Recall that the algorithm of original policy iterations are
(1) Set a grid consisting of k and k’ columnwise and rowwise respectively.
(2) Calculate utility for consumption as U using the grid matrix above.
(3) Starting from a certain v, update v1=U+beta*v’ so as to maximize v1.
(4) Repeat (3) by setting v=v1 for many times or until some criterion is met.
(5) Find the final corresponding value of k as k’ according to the maximum value.
together with
(a) Find the corresponding k’ from (3) in value function iterations.
(b) Calculate utility from k and k’ as r.
(c) Starting from a certain vp, update vp1=U+beta*vp where vp=(1/(1-beta))*r.
(d) Repeat the whole thing by setting vp=vp1 until some criterion is met.

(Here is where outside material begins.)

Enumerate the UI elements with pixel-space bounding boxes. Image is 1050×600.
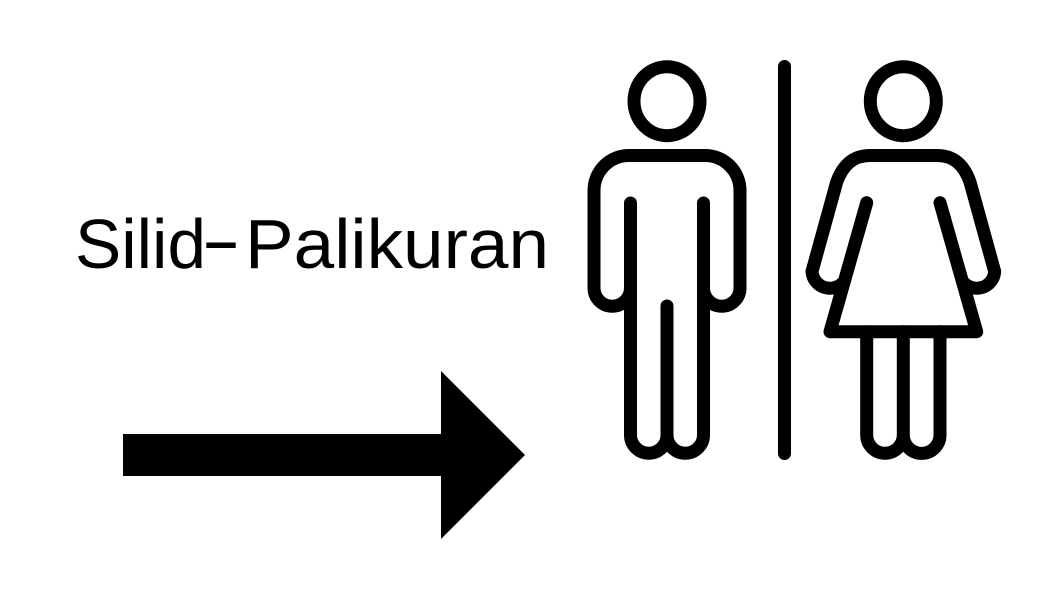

where we calculate exact amount of change in value function for the change in policy
function by inverting linearly in the form of vp=(1/(1-beta))*r to the next.
Now we consider its modified version.
The modified algorithm is:
(c’) Starting from a certain vp, update vp1=U+beta*vp where vp is updated directly by:
From Vi_1=0
Update Vi=r+beta*Vi_1 until Vi and Vi_1 are almost the same.
Set the final Vi to Vp.
We here do not use linear inversion as in policy iterations.
That is a kind of nonlinear solving. Due to the convergence criteria, it may take
more iterations for big loop than the case of original policy iterations. Of course,
there are many iterations to get the conversion to get each Vp in inner loop.